Multiple offers situations became so prevalent that a short time ago the NAR instituted the following instructions in its SOP: "REALTORS, in response to inquiries from buyers or cooperating brokers shall, with the sellers' approval, divulge the existence of offers on the property."


The salient wording in this instruction is "in response to inquiries." Clearly this is a "don't ask, don't tell" situation for the listing agent. He/she is not going to tell the buyer about multiple offers if the buyer doesn't ask -- and, in reading the SOP further, one can see that the Realtor is not obligated to divulge the presence of multiple offers, either, without the sellers' approval.

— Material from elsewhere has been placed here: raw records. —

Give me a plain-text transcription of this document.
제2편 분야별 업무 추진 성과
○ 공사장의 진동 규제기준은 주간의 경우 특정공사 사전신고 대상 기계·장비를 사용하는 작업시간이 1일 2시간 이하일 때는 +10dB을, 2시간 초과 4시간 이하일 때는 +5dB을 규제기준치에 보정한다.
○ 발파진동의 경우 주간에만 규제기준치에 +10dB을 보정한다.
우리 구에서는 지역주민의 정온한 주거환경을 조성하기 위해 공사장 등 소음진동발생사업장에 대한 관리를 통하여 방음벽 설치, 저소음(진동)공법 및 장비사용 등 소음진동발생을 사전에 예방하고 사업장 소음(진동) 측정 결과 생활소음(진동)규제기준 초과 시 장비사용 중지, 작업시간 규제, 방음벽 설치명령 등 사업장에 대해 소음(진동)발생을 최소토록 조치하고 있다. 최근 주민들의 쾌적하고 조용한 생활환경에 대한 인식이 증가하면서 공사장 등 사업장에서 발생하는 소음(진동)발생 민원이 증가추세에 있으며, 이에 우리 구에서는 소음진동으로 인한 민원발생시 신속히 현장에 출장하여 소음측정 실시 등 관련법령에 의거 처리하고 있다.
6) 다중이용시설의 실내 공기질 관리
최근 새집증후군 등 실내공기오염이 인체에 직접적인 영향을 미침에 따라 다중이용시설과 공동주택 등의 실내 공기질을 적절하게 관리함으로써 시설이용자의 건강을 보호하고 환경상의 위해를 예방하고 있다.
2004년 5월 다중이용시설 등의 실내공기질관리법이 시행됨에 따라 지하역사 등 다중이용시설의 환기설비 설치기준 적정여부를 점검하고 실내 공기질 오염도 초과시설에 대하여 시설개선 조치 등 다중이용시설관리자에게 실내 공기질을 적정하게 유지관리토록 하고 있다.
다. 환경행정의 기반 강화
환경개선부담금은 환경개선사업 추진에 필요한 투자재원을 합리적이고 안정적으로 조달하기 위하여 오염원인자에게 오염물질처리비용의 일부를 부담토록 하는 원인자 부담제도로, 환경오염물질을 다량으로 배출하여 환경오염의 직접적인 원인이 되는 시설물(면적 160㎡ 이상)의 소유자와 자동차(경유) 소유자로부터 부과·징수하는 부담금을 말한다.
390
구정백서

In a seller's market (less houses, more buyers), some agents put a deadline on when all offers must be submitted. Once the offers are submitted, the agent then settles in with the seller for a marathon contract offer review. The core area of contention occurs when offers float in one after the other over the period of a few days. Hence, the standard practice of dealing with multiple offers would proceed in this manner:



  1. Each offer is presented to the seller for consideration.

  2. The seller will hear all offers before making a decision.

  3. A seller can accept or begin countering more than one offer at a time; however, she/he must set an order of attention, i.e., primary offer, first backup contract, second backup contract, etc.



Multiple offers are a modern fact of Real Estate life. In this fast-paced market, they are considered fairly normal; and their existence inflates pricing. The buyer who is working with an agent who understands the aggressive and hard-charging techniques needed to escalate their offer, will win. However, buyers may pull contracts during multiple offer situations because they want to deal in a less competitive and roller-coaster environment.


It's understandable that buyers who've lost in a bidding war complain about "fairness". The situation is similar to being the first to buy a high-priced ticket for a front-row seat, walking down the aisle to find others vying for the seat, being asked to pay MORE for the seat, or finding no seat at all.


But, in a hot real estate market, the seller doesn't care when you got there -- he or she is interested in one thing -- what's the net dollar he'll get for that seat.